Of course, you could always ensure as you walk around the points that your delta between successive points is always either dx==dy or dx==0 or dy==0 (even then though you need to ensure that the diagonals are the same length and the horizontals/verticals are the same length - so you could compute the deltas for a diagonal and the deltas for a horizontal/vertical, and then use those as you walk around the octagon.

If you had access to Cadence PCell Designer, there's a built-in quarter octagon command which has all the work done to ensure that everything is on grid (and in fact it's a polygon, so the outer vertices are on grid).

Andrew

Thanks for your answer. 

Indeed, I've defined pi as you suggest and I get the value: 3.141592653589793

my grid is: grid_tech=0.005

What value of SRR_out_R are you using that shows this problem?

Andrew

SRR_out_R=12.1

If I reduce the grid_tech, the error is reduced. 

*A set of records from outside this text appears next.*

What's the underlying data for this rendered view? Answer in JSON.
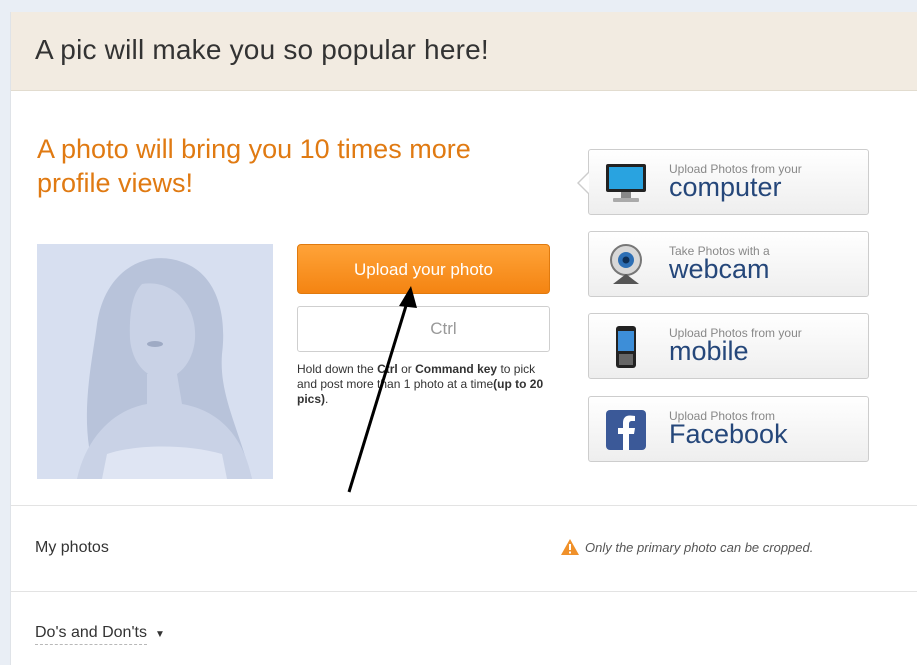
{
  "header": {
    "title": "A pic will make you so popular here!"
  },
  "main": {
    "headline": "A photo will bring you 10 times more profile views!",
    "upload_button": "Upload your photo",
    "ctrl_field": "Ctrl",
    "hint": {
      "part1": "Hold down the ",
      "ctrl": "Ctrl",
      "part2": " or ",
      "command": "Command key",
      "part3": " to pick and post more than 1 photo at a time",
      "limit": "(up to 20 pics)",
      "end": "."
    }
  },
  "upload_options": [
    {
      "small": "Upload Photos from your",
      "big": "computer",
      "icon": "computer-icon"
    },
    {
      "small": "Take Photos with a",
      "big": "webcam",
      "icon": "webcam-icon"
    },
    {
      "small": "Upload Photos from your",
      "big": "mobile",
      "icon": "mobile-icon"
    },
    {
      "small": "Upload Photos from",
      "big": "Facebook",
      "icon": "facebook-icon"
    }
  ],
  "my_photos": {
    "label": "My photos",
    "note": "Only the primary photo can be cropped.",
    "note_icon": "warning-icon"
  },
  "dos_donts": {
    "label": "Do's and Don'ts",
    "icon": "caret-down-icon"
  },
  "colors": {
    "accent_orange": "#f48412",
    "headline_orange": "#e07a12",
    "link_blue": "#25477a",
    "header_bg": "#f2ebe1"
  }
}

OK, I tried it, and the issue is this line:

angle =-3*45/2+45+(i-1)*45

The trouble is that the 3*45/2 will end up being 67 rather than 67.5 - the operands of the division are integers, so it does an integer division. If you change it to:

angle =-3*45/2.0+45+(i-1)*45

then that forces the division to do a floating point division as one of the operands is a float, and so that will give -67.5 degrees as the first part of the expression.

What's happening is that your octagon is very slightly rotated...

Andrew